RVJ / ZWR 2014 211 Droit pénal – menaces ou contrainte – ATC (juge de la chambre pénale) du 11 février 2013, X. c. Office central du Ministère public - TCV P3 12 192 Menaces ou contrainte - En principe, la notification d’un commandement de payer ne constitue pas une menace. Toutefois, l’introduction d’une poursuite pour une importante somme d’argent non due constitue un moyen de pression illicite propre à impressionner une personne de sensibilité moyenne (art. 180 al. 1 et 181 CP ; consid. 3.1.2). - Le droit du créancier au produit de la poursuite ou du débiteur à l’excédent du prix de réalisation n’a aucun rapport avec la responsabilité de l’Etat (art. 5 al. 1 LP ; consid. 3.1.3). - La notification d’un commandement de payer à l’ancien administrateur de la masse en faillite pour des avances d’honoraires excessives ne constitue ni une menace ni une contrainte, car elle constitue un moyen conforme au droit propre à atteindre un but légitime et n’est pas susceptible d’impressionner l’intéressé, avocat expérimenté, persuadé, à tort, que seul l’Etat peut l’actionner sur action récursoire, à l’exclusion de la masse en faillite (3.2.1 et 3.2.2). Drohung oder Nötigung - Die Zustellung eines Zahlungsbefehls stellt grundsätzlich keine Drohung dar.

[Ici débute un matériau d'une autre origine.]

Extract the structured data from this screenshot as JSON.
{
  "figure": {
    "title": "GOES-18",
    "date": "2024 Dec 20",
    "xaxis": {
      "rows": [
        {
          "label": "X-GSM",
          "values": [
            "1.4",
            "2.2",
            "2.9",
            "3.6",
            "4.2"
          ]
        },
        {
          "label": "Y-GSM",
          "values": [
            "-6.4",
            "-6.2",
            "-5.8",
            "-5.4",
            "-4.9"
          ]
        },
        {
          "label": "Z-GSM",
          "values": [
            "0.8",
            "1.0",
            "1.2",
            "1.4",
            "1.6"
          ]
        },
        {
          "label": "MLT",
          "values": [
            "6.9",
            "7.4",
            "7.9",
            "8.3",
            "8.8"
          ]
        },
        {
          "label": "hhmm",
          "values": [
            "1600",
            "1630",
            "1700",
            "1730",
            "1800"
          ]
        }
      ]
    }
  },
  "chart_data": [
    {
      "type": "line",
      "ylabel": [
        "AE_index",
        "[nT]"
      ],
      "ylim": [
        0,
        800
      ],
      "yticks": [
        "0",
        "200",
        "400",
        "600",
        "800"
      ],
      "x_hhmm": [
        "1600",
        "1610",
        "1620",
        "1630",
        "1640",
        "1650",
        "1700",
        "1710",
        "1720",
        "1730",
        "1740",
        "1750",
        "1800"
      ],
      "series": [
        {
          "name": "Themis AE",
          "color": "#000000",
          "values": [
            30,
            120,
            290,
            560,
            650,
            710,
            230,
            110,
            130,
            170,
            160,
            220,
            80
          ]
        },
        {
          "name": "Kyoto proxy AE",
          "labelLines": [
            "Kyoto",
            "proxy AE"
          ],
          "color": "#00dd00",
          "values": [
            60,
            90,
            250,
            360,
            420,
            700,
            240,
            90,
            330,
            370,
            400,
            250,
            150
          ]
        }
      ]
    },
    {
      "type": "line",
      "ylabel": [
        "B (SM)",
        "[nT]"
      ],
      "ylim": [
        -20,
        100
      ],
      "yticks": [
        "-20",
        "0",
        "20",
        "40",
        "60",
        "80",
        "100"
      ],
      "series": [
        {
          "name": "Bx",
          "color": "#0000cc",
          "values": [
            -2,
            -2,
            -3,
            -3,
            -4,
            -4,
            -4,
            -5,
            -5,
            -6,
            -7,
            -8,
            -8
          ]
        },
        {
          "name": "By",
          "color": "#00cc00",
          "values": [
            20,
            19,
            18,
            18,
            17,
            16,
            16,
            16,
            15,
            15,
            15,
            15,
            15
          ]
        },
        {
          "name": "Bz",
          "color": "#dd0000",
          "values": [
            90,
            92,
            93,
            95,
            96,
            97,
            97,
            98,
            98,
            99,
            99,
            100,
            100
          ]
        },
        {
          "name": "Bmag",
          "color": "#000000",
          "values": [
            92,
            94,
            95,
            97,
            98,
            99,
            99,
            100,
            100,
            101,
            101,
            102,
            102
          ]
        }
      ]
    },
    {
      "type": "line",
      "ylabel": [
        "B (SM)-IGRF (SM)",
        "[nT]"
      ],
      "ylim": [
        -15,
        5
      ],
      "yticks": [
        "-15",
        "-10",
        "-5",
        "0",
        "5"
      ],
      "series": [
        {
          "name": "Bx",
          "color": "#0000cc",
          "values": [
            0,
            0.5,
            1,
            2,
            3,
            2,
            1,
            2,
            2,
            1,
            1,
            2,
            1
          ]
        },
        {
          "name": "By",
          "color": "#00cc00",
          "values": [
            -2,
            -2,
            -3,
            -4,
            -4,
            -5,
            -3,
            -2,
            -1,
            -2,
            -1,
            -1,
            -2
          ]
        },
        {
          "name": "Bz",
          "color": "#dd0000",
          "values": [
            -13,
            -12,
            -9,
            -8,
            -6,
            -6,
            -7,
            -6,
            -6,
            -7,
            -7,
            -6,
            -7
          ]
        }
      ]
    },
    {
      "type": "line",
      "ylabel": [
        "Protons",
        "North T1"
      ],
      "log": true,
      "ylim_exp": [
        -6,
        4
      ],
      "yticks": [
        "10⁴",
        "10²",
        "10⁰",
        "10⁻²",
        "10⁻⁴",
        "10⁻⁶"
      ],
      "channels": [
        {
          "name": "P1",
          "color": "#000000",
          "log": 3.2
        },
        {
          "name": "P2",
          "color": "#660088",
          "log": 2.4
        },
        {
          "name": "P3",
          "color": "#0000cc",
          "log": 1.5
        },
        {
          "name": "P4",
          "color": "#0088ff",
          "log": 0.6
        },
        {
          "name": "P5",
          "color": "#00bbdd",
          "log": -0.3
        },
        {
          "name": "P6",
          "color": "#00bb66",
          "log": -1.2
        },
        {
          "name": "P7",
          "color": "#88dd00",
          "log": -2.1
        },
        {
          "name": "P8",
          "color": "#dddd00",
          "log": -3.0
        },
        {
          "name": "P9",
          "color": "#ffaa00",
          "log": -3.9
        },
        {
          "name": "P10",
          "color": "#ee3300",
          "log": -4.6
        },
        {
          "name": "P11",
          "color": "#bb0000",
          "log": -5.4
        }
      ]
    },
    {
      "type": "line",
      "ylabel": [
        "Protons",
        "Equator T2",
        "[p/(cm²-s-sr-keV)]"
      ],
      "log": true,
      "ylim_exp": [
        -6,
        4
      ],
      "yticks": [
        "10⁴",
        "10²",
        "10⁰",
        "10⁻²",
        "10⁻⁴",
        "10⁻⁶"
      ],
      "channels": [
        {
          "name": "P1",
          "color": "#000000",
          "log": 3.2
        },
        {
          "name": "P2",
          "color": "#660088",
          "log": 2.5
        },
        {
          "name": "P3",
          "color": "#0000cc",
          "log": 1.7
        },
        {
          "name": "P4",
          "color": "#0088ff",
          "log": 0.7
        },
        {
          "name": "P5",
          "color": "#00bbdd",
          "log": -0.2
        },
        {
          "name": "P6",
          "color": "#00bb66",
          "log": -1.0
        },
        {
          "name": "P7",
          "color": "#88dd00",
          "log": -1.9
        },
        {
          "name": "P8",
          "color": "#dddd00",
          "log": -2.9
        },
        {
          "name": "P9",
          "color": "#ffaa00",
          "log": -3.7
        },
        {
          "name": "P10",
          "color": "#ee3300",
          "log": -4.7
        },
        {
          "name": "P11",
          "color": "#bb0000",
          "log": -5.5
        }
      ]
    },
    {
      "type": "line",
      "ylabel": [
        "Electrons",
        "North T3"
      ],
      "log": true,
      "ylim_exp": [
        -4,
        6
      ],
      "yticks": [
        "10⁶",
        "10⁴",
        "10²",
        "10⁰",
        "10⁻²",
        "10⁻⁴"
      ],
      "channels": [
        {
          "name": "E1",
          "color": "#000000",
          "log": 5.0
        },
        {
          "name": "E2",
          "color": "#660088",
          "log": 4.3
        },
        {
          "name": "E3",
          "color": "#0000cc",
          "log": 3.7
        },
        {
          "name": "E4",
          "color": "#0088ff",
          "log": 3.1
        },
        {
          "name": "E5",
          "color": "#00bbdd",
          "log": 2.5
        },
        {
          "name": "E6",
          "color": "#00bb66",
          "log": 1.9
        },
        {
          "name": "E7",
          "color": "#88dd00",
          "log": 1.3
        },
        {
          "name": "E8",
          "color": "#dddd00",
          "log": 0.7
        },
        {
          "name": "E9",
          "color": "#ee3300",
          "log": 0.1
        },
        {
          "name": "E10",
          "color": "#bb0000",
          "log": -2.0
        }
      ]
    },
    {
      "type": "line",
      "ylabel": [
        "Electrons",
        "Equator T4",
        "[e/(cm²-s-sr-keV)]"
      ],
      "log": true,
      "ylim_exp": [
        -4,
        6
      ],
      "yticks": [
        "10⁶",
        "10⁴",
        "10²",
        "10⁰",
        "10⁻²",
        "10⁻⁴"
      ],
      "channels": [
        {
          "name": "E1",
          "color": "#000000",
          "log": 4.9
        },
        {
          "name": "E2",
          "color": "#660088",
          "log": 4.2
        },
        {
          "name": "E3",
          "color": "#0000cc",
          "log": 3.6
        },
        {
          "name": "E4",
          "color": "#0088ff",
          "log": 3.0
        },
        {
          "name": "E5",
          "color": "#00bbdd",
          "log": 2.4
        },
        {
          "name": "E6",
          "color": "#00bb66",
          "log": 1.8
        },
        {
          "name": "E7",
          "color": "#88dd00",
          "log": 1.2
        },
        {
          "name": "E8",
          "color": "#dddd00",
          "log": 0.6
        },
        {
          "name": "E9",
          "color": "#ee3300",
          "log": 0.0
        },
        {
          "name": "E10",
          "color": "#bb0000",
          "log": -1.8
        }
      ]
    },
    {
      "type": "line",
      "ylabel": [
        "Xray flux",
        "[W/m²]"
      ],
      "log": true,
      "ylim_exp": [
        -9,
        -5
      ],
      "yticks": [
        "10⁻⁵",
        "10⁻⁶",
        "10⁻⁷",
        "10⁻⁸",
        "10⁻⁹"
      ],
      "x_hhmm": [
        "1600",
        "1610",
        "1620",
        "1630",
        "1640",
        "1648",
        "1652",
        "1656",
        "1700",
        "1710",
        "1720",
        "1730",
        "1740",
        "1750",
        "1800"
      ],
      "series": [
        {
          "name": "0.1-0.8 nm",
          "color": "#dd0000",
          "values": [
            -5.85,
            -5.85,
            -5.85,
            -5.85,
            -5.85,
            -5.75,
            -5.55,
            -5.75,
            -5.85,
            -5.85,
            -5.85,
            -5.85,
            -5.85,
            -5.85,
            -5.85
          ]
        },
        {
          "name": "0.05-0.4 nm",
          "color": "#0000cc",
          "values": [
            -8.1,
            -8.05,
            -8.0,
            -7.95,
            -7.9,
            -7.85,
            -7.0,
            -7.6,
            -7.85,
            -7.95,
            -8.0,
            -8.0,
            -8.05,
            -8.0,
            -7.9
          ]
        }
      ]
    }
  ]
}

Allerdings stellt die Einleitung einer Betreibung über einen beträchtlichen, nicht geschuldeten Betrag ein unzulässiges Druckmittel dar, das geeignet ist, eine durchschnittlich sensible Person gefügig zu machen (Art. 180 Abs. 1 und 181 StGB; E. 3.1.2) - Das Recht des Gläubigers auf das Ergebnis der Betreibung oder des Schuldners auf den Überschuss aus der Verwertung hat keinen Bezug zur Haftung des Staates (Art. 5 Abs. 1 SchKG; E. 3.1.3). - Die Zustellung eines Zahlungsbefehls an den früheren Konkursverwalter wegen überhöhter Honorarvorschüsse stellt weder eine Drohung noch eine Nötigung dar, da sie ein rechtskonformes Mittel darstellt, um ein legitimes Ziel zu erreichen, und nicht geeignet ist, den Betroffenen, ein erfahrener Anwalt, zu beunruhigen, der zu Unrecht davon überzeugt ist, dass nur der Staat und nicht auch die Konkursmasse gegen ihn regressieren kann (E. 3.2.1 und 3.2.2).
Faits (résumé)
A. Lors du rapport concernant le décompte final d’une faillite, l’Inspection cantonale des finances a constaté que l’administrateur spécial X. avait perçu des avances excessives pour un montant de 27 326 fr. 90. Sur réquisition de poursuite de la masse en faillite, l’office des poursuites a notifié à X. un commandement de payer portant sur cette somme.
212 RVJ / ZWR 2014 B. X. a alors déposé plainte/dénonciation pénale contre le préposé à l’office des poursuites et faillites pour menaces et contrainte, y annexant un extrait du registre du commerce selon la faillite en question été close depuis près d’un an. C. L’Office central du Ministère public ayant refusé d’entrer en matière, X. a déposé recours contre cette ordonnance.